The ‘Straight’ swim looks almost the same as the river for fifty yards up, and fifty yards down. The thing is, the tiny declivity in the far bank is just enough to attract fish. For some reason, even though the swim is only a couple of feet deep, it often holds upwards of a dozen good chub. When the water is really clear they can be seen holding in the current, with the sun glinting off their bronze backs. Picking the one you want is nigh-on impossible. I’ve never caught one of the four or five pounders, but free-lined flake has accounted for many a sturdy three pounder from the shoal. On this occasion I could see nothing in the coloured water, and there seemed to be no-one at home. The stream was being less bountiful than usual.

I got a nice little grayling out of the ‘Alder’ swim: just the one. Grayling are less fearful than chub, so on good days it’s possible to take three or four out of this very shallow, gravelly run. Later in the season those alders can be a great thief of tackle, but they were still thin, as I fished. As usual, the grayling bumped and twisted; and when I lifted it out, it just wouldn’t stay still to be unhooked and released. I purposely tossed the fish back with a bit of a splash. Grayling can get themselves into a terrible pickle about being caught, and they tend to belly-up if they’re out of water for more than a few seconds; especially in the summer. Tossing them back wakes them up, and they swish off quite happily. It was Dave Steuart who taught me that trick.

And so down to the ‘Log’ swim. Along the nearside there are often perch under the weed tresses, but if ever a swim shouts ‘chub’ it’s this one. They’re there alright, but goodness they’re a blighter to catch, and I’ve never taken one on the float. To catch these chub you have to freeline a bait under the tree that spans the river, and right into the brushwood pile beyond. It’s a hairy old business, and often-times I’ve hooked and lost chub within the space of a heartbeat. I’ve tried the heavy line and pull like hell approach, but the chub seem to be wise to that game: they just don’t bite. All the fish I’ve landed from the ‘Log’ swim have been less than three pounds, but it’s tremendous fun.

So in the approved way, I slipped off the shot and float, and pinched on a good chub-mouthful of white flake. A gentle Wallis underhand cast plopped the bait by the log, and it wafted under. Tap, tap, pull, and I was in. It felt like a good fish, strong, and dogged. Once again though, it felt a bit unchub-like. An unchub it turned out to be too: still I was delighted to put the net under a lovely rainbow trout of about 2_ pounds.

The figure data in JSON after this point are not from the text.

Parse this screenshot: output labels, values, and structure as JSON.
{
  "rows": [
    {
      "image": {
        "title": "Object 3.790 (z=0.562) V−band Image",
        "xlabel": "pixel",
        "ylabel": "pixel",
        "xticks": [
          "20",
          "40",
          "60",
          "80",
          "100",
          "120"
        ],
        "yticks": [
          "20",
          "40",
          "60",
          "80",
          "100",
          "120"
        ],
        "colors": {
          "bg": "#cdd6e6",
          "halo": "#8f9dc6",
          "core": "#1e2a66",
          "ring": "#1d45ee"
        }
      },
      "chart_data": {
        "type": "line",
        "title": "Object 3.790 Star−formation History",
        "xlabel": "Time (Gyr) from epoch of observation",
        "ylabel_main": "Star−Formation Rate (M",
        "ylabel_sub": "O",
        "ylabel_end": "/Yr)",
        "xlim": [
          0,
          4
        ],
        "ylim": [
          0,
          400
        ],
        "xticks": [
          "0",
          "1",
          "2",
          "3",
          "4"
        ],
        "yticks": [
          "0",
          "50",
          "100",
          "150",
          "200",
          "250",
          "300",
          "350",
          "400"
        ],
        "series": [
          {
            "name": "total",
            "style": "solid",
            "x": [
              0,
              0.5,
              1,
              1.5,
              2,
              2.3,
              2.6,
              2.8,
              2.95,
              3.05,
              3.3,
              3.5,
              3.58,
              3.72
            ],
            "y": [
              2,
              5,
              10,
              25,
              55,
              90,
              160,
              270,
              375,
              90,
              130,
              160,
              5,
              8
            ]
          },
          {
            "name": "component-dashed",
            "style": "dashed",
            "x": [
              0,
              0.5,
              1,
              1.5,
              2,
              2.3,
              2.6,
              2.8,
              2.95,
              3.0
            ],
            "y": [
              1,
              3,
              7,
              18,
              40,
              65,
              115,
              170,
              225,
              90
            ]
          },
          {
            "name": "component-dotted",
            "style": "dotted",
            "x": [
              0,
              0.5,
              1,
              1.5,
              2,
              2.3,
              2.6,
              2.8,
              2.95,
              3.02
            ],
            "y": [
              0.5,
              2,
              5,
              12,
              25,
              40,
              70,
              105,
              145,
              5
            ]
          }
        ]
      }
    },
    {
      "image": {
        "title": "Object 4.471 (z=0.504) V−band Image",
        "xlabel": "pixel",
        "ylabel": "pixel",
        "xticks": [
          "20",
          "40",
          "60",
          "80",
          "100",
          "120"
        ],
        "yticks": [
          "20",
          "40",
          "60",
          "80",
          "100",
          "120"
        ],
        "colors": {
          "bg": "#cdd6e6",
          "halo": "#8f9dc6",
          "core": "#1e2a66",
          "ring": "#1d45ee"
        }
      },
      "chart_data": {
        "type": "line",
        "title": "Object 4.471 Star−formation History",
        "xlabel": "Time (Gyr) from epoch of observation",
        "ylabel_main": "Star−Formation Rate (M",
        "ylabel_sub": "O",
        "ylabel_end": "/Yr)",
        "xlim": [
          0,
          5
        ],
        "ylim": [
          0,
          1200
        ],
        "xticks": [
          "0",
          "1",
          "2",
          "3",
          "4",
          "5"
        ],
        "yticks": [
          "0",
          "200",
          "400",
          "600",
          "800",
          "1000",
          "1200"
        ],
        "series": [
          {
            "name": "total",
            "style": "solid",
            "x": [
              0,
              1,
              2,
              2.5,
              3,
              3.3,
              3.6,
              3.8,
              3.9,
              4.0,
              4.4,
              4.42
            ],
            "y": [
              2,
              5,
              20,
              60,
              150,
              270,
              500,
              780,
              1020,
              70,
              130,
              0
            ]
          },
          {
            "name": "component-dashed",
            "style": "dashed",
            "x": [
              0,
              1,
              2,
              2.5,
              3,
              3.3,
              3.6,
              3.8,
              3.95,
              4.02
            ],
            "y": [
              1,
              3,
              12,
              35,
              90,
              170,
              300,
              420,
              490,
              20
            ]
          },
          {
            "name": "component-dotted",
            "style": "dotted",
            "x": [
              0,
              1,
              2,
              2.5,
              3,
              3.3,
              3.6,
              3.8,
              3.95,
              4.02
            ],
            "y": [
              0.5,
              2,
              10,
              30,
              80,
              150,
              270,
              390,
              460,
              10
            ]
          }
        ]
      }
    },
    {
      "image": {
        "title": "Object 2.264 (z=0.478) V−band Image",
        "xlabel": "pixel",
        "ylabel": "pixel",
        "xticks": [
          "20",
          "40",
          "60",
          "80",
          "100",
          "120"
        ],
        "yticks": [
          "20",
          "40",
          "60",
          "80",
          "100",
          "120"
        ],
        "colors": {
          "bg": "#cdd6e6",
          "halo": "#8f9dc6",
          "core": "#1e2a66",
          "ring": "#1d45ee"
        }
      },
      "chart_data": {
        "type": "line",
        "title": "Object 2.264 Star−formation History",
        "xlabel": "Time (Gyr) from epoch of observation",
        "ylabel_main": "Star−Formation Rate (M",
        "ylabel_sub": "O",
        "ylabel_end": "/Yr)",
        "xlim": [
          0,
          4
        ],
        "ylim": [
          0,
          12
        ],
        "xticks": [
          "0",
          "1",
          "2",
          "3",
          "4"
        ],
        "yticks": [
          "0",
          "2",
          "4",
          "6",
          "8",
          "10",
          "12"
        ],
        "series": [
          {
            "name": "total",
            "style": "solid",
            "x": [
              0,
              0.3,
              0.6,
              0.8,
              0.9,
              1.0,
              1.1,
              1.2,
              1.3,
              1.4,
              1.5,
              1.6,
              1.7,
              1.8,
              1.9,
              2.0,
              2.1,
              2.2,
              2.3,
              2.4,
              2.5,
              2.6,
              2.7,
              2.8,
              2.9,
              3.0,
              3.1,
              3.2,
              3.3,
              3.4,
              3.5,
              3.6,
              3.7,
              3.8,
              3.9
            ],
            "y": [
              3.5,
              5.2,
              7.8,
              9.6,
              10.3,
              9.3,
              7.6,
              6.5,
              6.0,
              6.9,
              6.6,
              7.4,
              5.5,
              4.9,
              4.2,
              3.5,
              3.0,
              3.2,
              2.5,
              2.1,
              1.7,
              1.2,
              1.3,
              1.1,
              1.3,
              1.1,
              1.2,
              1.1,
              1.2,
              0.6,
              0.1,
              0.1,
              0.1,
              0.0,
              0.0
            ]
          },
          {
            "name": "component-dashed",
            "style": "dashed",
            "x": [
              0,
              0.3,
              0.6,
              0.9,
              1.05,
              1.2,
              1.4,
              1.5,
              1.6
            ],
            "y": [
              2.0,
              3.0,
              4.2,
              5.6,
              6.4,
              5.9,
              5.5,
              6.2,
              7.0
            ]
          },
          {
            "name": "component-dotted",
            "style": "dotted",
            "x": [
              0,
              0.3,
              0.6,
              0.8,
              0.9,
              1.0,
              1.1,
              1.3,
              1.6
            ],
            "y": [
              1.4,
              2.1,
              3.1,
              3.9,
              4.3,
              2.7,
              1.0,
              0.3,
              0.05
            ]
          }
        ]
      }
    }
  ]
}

I’d only been on the river for a couple of hours. I could have gone on downriver, picking up fish here and there, but somehow I felt as though I’d had my due, and the lawnmower beckoned. Brownie points need to be accumulated.

On other, perhaps greedier days, I’ve had thirty or forty fish, over a few hours. It was unusual not to include half a dozen chub, some roach, and a nice dace or two, but it didn’t really matter. It was Sunday, and they may have been at church. The nice thing about the simple way is that you can pick it up and put it down as you fancy. Settling into a swim is nice too, especially on rainy days, but once I’ve set up with all the kit around me I never feel much like moving.

Neil was walking back from the main river too. ‘Any good,’ I asked. ‘No,’ he replied. ‘One knock that came to nothing. Lots of weed coming down. What about you.’ ‘A few small ones,’ I said, not wanting to sound too clever. Swish, swish, went his crinkly blue over-trousers, and to relieve his creased shoulders he hoiked-up his heavy load a couple of times on the way back to the cars. He talked meaningfully of diamond-hard HNV boilies, bites that take the rod out of the rest, and chub’s throat teeth.

I know there’s more than one way through life, and more than one way of catching fish: each to his own, and all that. All things considered though, I rather thought I’d had the best of it.